With the SEC's proposed revisions to executive compensation disclosure, the press has been examining executive compensation issues closely in the past few months. In connection with the examination, there's a fair amount of misinformation about total executive compensation because of the way that companies must report stock options grants and the way that the press reports this form of compensation.
Companies must report the value of stock options grants to executives. When a company reports, it does so on the basis of all stock options granted that are unexercised. In other words, the company may be reporting 8, 9 or 10 years worth of options grants. Some portion of those options are vested options, but they may not have been exercised by the executive just yet.
When the press reports "annual" compensation, it often reports the total of base compensation, bonus compensation, and options grants. By reporting the options grants in a lump, the press is actually reporting a multi-year number rather than a single year's compensation. And then next year, when the press reports the same CEO's compensation again, 8 or 9 10ths of the same options compensation is reported again.

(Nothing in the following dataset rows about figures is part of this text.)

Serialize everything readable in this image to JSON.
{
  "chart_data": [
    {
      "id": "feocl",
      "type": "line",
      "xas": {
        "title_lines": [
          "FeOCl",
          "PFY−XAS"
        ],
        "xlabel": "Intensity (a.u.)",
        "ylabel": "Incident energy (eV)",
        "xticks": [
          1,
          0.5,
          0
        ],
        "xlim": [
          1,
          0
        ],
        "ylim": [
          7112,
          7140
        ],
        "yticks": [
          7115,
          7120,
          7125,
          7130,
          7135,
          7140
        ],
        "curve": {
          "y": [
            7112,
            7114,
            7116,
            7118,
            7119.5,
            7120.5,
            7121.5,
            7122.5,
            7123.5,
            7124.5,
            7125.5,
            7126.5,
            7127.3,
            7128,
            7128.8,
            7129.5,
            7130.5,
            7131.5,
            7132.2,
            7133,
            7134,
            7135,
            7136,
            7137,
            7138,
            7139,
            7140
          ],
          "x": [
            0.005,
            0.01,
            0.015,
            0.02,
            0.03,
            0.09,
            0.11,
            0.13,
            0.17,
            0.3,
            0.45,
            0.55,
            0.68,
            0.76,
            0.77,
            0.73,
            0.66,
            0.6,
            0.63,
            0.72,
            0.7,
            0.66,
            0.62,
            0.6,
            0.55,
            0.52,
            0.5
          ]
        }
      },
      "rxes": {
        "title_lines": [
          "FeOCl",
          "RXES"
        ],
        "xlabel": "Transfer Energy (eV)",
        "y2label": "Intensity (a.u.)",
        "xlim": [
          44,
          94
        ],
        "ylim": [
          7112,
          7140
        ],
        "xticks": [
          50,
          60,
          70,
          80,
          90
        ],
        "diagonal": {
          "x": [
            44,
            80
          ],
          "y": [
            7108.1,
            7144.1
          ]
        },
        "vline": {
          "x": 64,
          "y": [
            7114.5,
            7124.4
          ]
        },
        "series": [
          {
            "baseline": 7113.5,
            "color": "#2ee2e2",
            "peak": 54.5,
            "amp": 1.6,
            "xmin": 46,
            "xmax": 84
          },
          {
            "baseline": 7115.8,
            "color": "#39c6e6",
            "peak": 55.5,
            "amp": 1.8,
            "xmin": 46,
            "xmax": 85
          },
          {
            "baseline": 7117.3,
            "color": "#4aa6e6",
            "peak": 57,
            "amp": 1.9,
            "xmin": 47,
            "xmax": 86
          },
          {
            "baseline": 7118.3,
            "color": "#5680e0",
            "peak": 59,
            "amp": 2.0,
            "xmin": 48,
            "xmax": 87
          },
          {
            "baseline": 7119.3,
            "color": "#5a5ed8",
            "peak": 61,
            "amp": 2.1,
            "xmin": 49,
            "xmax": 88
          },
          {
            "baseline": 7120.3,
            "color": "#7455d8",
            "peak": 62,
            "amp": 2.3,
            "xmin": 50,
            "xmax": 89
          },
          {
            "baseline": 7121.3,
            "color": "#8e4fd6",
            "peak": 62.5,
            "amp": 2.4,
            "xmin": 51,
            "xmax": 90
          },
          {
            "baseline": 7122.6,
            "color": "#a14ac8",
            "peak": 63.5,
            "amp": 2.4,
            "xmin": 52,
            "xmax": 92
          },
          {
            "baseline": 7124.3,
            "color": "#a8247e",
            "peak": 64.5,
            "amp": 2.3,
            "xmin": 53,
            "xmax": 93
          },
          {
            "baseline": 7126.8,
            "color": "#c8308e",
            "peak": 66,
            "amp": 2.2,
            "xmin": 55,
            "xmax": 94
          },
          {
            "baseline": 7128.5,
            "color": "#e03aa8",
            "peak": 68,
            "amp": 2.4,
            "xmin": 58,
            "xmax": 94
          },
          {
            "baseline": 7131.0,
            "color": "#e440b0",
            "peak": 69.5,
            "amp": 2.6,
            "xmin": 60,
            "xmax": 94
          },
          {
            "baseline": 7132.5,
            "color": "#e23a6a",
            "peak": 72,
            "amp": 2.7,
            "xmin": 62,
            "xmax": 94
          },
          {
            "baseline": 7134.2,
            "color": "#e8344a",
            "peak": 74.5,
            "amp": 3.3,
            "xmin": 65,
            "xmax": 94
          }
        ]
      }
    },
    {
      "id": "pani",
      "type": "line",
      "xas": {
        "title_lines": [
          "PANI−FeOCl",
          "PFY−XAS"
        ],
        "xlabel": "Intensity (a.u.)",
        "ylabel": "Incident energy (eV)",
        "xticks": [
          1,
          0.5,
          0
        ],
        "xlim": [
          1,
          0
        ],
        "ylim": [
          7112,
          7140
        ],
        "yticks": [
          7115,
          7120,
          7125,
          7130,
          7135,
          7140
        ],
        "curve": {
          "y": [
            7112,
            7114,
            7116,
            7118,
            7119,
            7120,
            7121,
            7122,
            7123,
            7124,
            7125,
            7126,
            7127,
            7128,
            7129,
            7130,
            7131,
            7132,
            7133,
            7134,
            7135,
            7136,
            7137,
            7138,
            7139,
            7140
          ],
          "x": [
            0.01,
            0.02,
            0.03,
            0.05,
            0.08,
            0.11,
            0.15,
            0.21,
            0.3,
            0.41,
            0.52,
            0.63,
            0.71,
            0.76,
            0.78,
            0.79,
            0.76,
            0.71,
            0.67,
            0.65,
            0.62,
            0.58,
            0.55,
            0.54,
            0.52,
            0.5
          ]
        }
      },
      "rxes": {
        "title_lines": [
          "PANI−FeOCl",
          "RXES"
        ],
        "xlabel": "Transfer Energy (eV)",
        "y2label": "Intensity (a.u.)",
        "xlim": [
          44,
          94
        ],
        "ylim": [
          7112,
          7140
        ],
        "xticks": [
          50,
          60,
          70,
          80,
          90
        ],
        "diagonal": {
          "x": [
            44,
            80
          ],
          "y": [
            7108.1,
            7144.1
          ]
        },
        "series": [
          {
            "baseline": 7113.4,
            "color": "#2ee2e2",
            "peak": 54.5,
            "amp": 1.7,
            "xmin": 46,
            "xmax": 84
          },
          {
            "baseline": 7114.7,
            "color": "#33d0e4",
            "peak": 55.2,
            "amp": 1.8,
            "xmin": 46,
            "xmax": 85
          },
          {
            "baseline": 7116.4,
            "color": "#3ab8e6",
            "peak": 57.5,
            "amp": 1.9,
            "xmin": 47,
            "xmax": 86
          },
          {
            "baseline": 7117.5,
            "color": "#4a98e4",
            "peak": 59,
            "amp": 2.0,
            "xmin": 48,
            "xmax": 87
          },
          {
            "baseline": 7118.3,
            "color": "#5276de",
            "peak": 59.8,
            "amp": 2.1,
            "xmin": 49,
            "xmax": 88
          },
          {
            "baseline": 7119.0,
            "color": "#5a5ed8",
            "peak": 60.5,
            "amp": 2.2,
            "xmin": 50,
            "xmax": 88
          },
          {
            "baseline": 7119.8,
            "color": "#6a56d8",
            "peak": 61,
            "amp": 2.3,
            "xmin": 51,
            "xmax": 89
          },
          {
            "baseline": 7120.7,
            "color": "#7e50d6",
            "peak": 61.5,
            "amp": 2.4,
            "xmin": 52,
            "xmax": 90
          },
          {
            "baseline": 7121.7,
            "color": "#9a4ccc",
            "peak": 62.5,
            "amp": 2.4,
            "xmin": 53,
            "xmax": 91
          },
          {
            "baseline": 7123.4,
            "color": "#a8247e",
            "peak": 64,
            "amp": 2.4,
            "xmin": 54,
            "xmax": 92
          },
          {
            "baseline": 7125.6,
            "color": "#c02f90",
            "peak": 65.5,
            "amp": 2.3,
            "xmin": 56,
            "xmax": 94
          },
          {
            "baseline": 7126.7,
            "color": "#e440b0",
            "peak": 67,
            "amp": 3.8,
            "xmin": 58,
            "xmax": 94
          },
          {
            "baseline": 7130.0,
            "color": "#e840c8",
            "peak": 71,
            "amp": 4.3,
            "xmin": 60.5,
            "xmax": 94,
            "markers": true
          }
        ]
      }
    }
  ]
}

To accurately reflect an executive's annual compensation, the options should be annualized, as well. So the press should report base compensation, bonus compensation, and an annualized options compensation figure. The press could report an annualized options compensation figure by simply using the Black-Scholes value of the current year's grant. Or they could look at the term of the options (usually 10 years). Then divide the total value of the executive's options by 10. Either way would be more accurate than the current approach which counts 10-years of options compensation every single year. Another alternative would be to require companies to report the value realized on options actually exercised by the executive during the preceding year.